Это фраза из советского фильма «Всадник без головы». «Работай, негр, солнце ещё высоко!» – говорит измученному рабу Кассий Колхаун.
Ну, я и работаю…
В своём детстве отец был харьковским беспризорником. Кстати, потому моё детство изобиловало непристойными прибаутками, песенками, поговорками, – разумеется, все их я потом аккуратно прибрала и пустила в дело в разных рассказах и повестях. Писатели, они народ бережливый.
Среди этих сокровищ, которые время от времени я благоговейно перебираю – так пятилетняя девчонка перебирает кучку своих драгоценностей: обрывок блестящей цепочки, синее стёклышко, стеклянную пуговицу от маминого халата, старую отцову зажигалку… – есть перлы, происхождение которых сейчас уже трудно, почти невозможно определить.
Отец вообще изъяснялся свободно.
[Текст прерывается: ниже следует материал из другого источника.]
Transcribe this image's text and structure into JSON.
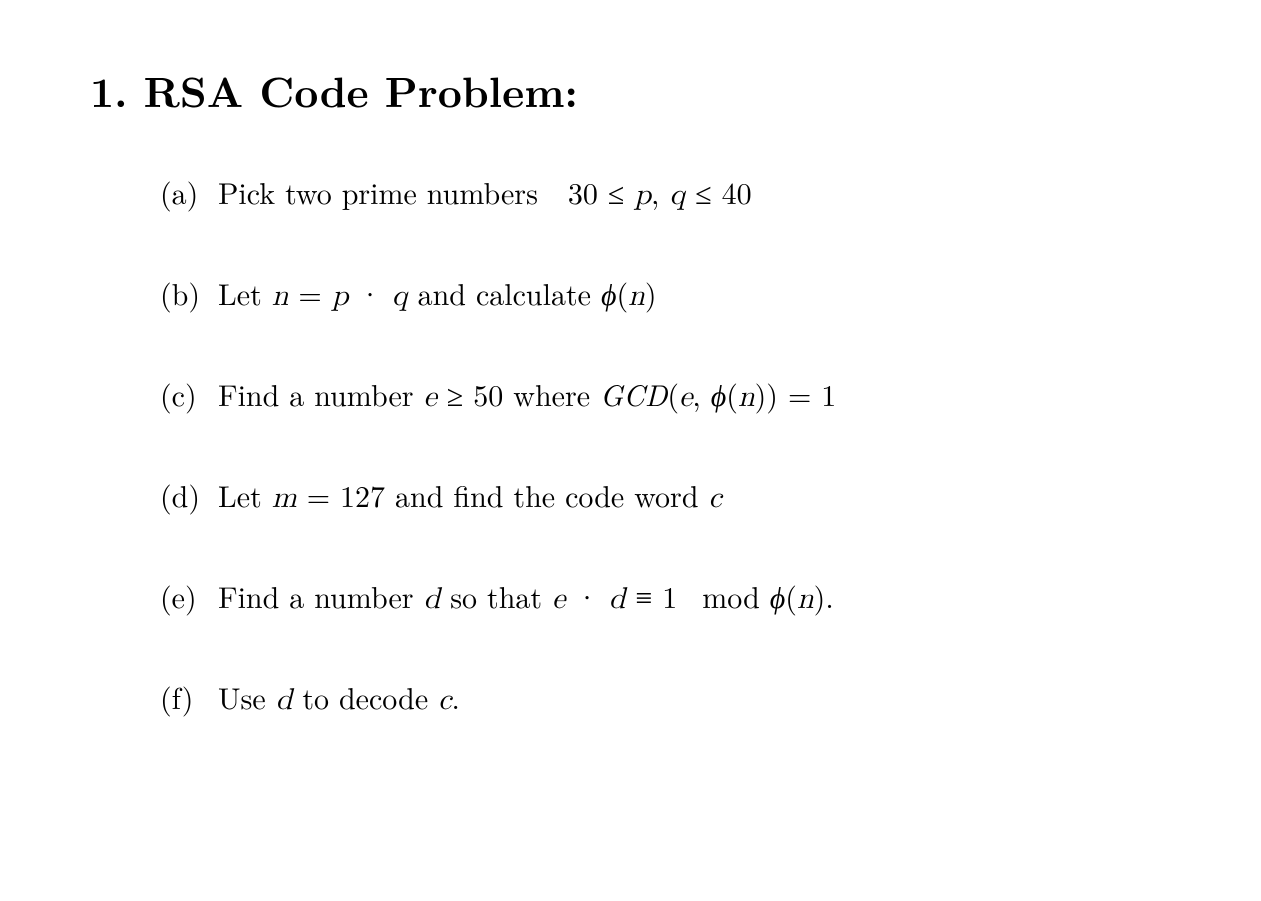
{
  "heading": {
    "number": "1.",
    "title": "RSA Code Problem:"
  },
  "items": [
    {
      "label": "(a)",
      "prefix": "Pick two prime numbers ",
      "math": "30 ≤ p, q ≤ 40"
    },
    {
      "label": "(b)",
      "prefix": "Let ",
      "math1": "n = p · q",
      "mid": " and calculate ",
      "math2": "ϕ(n)"
    },
    {
      "label": "(c)",
      "prefix": "Find a number ",
      "math1": "e ≥ 50",
      "mid": " where ",
      "math2": "GCD(e, ϕ(n)) = 1"
    },
    {
      "label": "(d)",
      "prefix": "Let ",
      "math1": "m = 127",
      "mid": " and find the code word ",
      "math2": "c"
    },
    {
      "label": "(e)",
      "prefix": "Find a number ",
      "math1": "d",
      "mid": " so that ",
      "math2": "e · d ≡ 1  mod ϕ(n).",
      "suffix": ""
    },
    {
      "label": "(f)",
      "prefix": "Use ",
      "math1": "d",
      "mid": " to decode ",
      "math2": "c",
      "suffix": "."
    }
  ],
  "style": {
    "background": "#ffffff",
    "text_color": "#000000",
    "heading_fontsize": 42,
    "body_fontsize": 30,
    "item_spacing": 56
  }
}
Сравнительно недавно я поняла, что мой отец был самый настоящий self-made man. Вернувшись с фронта, сразу поступил в художественное училище, затем, уже обременённый семьёй, окончил театрально-художественный институт. У меня есть фотография: он в потрёпанной шинели стоит перед мольбертом, в руках – палитра и кисть, на мольберте – незаконченный портрет старого узбека в белой чалме. На фотографии отец кучерявый, черноволосый, с пышными английскими усами – рыжими. Он, как Печорин, сочетал в своей внешности сразу две масти.
Отец был красавцем, в молодости – простоватым, с годами утончался и облагораживался всё более и более. Когда ему было под пятьдесят, он внешне поразительно напоминал автопортрет Ван Дейка и выглядел европейским аристократом, тем более что «на выход» любил серые костюмы-тройки. Женщины сходили по нему с ума, он всю жизнь любил только маму. «Да и кто, кроме меня, мог бы вынести его ужасный характер!» – поясняла она при случае.
Так вот, отец, бывший харьковский беспризорник, был настоящим меломаном. Откуда? Кто? Когда? При каких обстоятельствах? Не знаю… У него был абсолютный слух, и, работая, он включал проигрыватель «Рига» и ставил пластинку Бетховена, часто – симфонию номер три, «Героическую».
«Так! Сели…» – приказывал. Я покорно усаживалась на заляпанный краской табурет. Он отходил, сооружал из ладони трубочку и приставлял её к правому глазу, а левый щурил. «Ниже голову. Чуть наклони. Так. Я сказал: «На-кло-ни! Как тебе доходчиво объяснить? Дать по башке?»
Чепуха, он никогда пальцем меня не тронул. Ну разве черенком кисти поправит наклон головы. Почему я так его боялась?
Сидим, молчим… Бетховен грохочет… Спина затекла, плечо ноет, рука не чувствует коленки, на которой лежит. О господи, господи… Ничего, дети и в шахтах работали, и кули с мукой в гаванях таскали, а ты всего лишь позировала родному отцу. Вот он, портрет, висит на стене моего кабинета: сумрачная смуглая девочка. 1963 год.